Ho: It certainly may have been the case that that was a focus, but this also may have actually happened even if we didn’t have the downturn, simply because, this is a group that even in good times tends not to purchase health insurance. And it was a concern, because when they would get into an accident or have an unfortunate illness develop, then there was this issue of how their health care was going to be paid for and often ends up getting paid for on sort of the public’s account, when they end up showing up at a county hospital.

Vigeland: Vivian Ho teaches health economics at Baylor and Rice Universities.


TEXT OF INTERVIEW

Tess Vigeland: We just reviewed how the new health care law helps the younger generation. Now, let’s turn to seniors and that not-so-tasty filling known as the Medicare donut hole. Joan Dulberg of Raleigh, N.C. is 54 years old and uses the Medicare Part D drug benefit. She recently fell into the hole.

Joan Dulberg: Last year, I think I was on about 14 or 15 different prescription medications, some of which were extremely expensive.
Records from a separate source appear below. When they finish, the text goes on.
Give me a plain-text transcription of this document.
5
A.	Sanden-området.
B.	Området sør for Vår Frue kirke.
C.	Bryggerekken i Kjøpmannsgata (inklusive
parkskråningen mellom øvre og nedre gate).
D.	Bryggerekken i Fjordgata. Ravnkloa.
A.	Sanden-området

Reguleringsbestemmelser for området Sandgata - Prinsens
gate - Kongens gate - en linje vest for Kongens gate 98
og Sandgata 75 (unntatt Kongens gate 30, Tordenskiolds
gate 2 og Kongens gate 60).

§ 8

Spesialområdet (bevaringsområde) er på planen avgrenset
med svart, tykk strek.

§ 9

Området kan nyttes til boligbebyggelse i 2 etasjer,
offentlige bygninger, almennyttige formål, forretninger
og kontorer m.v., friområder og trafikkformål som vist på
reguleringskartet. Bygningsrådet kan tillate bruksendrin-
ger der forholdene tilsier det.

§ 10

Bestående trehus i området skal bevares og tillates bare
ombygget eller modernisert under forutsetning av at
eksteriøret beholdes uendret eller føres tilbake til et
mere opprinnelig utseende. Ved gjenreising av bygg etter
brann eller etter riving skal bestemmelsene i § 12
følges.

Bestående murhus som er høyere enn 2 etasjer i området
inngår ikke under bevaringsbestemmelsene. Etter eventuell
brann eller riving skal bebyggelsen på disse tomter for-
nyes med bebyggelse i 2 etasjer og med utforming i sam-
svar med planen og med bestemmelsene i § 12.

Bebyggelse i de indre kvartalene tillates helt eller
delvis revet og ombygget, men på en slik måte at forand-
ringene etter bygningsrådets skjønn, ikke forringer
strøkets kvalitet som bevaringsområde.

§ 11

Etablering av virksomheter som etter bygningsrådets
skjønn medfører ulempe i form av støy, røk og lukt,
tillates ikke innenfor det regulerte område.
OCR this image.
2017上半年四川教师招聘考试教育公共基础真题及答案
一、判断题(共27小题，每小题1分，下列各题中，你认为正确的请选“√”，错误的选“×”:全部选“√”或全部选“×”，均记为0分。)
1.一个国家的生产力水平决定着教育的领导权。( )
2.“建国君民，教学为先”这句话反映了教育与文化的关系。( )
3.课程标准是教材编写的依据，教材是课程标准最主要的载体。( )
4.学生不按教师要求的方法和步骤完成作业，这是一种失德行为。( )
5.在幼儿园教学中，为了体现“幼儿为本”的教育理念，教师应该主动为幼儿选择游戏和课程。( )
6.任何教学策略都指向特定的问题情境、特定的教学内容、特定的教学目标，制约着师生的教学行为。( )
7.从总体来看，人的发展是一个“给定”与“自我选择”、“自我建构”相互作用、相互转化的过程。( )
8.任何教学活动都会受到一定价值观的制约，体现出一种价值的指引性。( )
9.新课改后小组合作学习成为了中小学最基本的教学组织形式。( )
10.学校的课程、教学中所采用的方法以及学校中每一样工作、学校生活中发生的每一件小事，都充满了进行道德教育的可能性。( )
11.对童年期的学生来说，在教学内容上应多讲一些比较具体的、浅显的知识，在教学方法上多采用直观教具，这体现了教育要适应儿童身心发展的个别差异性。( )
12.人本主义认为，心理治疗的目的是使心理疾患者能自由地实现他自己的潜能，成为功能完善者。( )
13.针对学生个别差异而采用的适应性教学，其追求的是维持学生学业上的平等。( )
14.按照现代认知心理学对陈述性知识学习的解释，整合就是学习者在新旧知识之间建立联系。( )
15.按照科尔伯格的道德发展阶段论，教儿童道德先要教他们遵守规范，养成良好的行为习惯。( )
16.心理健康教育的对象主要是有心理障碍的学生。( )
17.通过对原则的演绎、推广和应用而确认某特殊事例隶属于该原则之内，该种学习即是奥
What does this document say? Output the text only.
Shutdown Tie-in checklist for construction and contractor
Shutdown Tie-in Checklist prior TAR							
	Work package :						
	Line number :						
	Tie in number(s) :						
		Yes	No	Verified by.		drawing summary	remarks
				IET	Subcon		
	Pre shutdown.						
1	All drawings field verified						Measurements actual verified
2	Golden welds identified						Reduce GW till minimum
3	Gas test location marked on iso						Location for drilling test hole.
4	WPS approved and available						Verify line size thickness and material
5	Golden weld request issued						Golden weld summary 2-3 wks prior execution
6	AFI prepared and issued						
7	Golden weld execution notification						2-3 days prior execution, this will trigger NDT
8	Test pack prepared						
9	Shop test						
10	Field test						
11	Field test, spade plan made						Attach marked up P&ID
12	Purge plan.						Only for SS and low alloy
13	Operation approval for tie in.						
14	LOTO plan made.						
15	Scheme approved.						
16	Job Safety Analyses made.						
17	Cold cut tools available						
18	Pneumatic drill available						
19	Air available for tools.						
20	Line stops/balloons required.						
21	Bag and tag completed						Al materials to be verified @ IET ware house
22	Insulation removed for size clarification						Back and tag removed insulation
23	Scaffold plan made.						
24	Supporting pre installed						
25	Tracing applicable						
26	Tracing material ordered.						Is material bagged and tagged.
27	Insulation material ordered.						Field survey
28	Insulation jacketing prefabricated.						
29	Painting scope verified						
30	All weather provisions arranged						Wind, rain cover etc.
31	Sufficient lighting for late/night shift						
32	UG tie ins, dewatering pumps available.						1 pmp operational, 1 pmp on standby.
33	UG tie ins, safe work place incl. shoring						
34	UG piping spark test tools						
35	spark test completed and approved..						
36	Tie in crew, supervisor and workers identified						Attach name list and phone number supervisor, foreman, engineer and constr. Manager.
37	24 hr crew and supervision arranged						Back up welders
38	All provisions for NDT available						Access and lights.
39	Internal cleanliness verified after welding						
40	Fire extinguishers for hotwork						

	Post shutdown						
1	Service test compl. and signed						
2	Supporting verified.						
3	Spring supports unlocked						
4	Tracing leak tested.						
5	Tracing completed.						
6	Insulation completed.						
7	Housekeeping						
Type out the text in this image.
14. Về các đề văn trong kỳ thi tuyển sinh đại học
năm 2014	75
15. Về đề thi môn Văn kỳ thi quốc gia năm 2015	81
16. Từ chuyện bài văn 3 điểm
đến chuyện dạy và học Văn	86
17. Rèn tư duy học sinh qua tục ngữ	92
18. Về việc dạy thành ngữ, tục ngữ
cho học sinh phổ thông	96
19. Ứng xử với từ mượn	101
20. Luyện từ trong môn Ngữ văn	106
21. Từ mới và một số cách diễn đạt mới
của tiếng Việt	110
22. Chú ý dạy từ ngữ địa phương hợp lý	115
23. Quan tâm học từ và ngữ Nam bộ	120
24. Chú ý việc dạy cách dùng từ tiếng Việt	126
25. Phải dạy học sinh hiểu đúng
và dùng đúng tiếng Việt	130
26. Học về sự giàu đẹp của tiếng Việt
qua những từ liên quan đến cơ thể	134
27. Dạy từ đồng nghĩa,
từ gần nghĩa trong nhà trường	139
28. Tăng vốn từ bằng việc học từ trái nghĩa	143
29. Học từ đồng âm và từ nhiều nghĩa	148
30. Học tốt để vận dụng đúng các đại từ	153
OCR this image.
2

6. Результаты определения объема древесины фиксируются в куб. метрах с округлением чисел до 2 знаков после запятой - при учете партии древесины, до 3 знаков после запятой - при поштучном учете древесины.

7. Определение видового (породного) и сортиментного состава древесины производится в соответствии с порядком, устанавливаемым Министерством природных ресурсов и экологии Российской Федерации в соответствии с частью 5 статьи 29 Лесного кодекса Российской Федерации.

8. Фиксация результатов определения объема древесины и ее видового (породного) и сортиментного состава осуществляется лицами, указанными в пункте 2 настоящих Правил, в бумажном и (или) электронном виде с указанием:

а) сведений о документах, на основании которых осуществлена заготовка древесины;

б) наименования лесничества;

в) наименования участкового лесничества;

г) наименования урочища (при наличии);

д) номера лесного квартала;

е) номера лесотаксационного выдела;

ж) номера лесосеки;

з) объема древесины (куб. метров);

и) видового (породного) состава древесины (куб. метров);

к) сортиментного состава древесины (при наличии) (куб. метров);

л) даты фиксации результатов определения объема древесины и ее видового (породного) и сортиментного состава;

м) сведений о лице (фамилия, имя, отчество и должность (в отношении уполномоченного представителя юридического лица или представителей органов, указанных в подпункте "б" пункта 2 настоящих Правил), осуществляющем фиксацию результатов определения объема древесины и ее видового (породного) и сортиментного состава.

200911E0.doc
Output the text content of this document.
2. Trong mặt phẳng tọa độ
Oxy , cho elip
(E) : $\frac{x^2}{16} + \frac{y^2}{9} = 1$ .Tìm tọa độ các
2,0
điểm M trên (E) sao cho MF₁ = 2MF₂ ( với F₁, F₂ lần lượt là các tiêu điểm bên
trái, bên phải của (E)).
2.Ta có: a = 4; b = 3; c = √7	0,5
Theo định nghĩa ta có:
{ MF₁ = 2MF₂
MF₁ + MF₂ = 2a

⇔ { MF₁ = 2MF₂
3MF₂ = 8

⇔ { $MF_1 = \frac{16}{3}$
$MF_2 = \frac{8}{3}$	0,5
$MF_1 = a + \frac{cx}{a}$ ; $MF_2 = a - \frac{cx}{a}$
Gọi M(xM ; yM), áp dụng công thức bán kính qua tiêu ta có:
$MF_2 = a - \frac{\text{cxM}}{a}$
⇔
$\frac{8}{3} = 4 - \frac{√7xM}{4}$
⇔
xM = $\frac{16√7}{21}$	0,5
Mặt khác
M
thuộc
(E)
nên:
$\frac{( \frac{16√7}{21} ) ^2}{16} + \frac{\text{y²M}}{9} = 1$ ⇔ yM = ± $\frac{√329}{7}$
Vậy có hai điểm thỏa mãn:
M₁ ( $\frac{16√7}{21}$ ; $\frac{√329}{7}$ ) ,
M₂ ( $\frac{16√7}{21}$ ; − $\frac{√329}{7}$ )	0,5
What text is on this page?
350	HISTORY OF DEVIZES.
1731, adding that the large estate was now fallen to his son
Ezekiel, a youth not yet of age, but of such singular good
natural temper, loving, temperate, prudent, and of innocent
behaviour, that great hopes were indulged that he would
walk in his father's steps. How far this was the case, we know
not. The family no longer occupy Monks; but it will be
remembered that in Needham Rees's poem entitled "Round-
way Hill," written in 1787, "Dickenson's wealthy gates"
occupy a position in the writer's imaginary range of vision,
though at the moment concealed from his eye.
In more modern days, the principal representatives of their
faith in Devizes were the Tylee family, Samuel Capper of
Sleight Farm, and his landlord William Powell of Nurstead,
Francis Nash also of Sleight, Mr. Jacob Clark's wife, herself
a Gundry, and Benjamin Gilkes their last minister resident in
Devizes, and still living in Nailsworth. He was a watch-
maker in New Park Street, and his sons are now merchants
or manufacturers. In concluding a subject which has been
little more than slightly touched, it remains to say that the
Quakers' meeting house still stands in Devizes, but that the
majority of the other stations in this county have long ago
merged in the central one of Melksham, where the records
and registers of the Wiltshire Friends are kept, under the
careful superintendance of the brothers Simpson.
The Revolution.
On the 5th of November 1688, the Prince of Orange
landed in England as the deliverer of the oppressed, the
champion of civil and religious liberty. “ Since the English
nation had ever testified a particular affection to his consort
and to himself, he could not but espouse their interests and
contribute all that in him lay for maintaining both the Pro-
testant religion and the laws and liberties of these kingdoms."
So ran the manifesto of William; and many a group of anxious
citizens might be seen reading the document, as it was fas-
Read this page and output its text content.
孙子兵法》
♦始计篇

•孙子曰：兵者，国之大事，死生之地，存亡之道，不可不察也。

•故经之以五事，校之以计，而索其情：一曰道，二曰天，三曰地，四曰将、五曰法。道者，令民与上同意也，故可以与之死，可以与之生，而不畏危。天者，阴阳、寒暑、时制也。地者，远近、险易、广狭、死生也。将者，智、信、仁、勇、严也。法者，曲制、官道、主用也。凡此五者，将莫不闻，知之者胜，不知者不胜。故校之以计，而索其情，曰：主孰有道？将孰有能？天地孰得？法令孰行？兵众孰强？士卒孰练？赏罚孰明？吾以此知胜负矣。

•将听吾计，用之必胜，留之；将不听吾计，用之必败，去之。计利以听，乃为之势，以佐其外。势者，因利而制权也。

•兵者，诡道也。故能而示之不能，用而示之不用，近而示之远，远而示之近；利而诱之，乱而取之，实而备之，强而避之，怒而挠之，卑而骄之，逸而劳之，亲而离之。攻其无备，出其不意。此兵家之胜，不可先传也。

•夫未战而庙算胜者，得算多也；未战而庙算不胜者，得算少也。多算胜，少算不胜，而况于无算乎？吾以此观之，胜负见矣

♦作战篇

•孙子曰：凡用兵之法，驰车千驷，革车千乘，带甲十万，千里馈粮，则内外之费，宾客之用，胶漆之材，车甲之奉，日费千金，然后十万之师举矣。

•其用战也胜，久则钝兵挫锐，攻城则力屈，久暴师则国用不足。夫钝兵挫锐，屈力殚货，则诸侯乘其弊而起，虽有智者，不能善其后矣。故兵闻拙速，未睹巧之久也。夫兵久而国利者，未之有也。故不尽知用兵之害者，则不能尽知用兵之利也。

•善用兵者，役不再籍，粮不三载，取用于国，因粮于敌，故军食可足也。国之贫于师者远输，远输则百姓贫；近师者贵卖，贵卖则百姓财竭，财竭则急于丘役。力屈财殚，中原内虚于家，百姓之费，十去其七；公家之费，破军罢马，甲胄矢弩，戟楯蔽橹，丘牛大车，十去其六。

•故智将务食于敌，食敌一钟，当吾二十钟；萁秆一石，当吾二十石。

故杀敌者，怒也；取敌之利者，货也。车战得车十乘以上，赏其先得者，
And all of a sudden when I went to refill my prescriptions, they were full price.

What happened was that Dulberg had only been paying a fraction of the cost of her prescriptions. But then she hit the magic number: $2,800 in drug benefits. So suddenly, she had to pay full price.

Dulberg: It was pretty shocking. You don’t know you’re close to the donut hole or in it, until you’ve already gotten there. I got into the donut hole in mid-March, and I never made it out again. There was at least one medication that I just stopped taking altogether, because it was $500 a month.

She never got out of the donut hole, the lapse in coverage, because she didn’t hit the other magic number of $6,400 in prescription drug costs, when Medicare coverage kicks back in.

So, how does the new health care law fill in this out-of-pocket hole? For that we return to Vivian Ho. Vivian, what effect does the new law have on this donut hole?

Ho: Right away when the bill is signed, those Medicare beneficiaries who hit the donut hole will be able to receive a $250 rebate from the federal government.

Vigeland: And how much of a difference does $250 make within that hole? Is there still a hole, just not as big?

Ho: The donut hole is still quite big — $250 compared to that relatively large amount is quite a bit, in terms of, there’s still a very large gap that the beneficiary is responsible for.

Vigeland: All right. Well this is one of the pieces of the legislation where something else happens down the line, and this is a drug discount. What does that entail and when does that go into effect?

Ho: Starting in 2011, brand name drug companies are going to be required to give a 50 percent discount on the drugs that they sell to Medicare aid beneficiaries, who are in the donut hole. And there are going to be federal subsidies as well to assist individuals in being able to pay for these expenses. Further down the road, the federal government is aiming to reduce the co-pay and the donut hole. And so in the long run, it is not going to be a donut hole.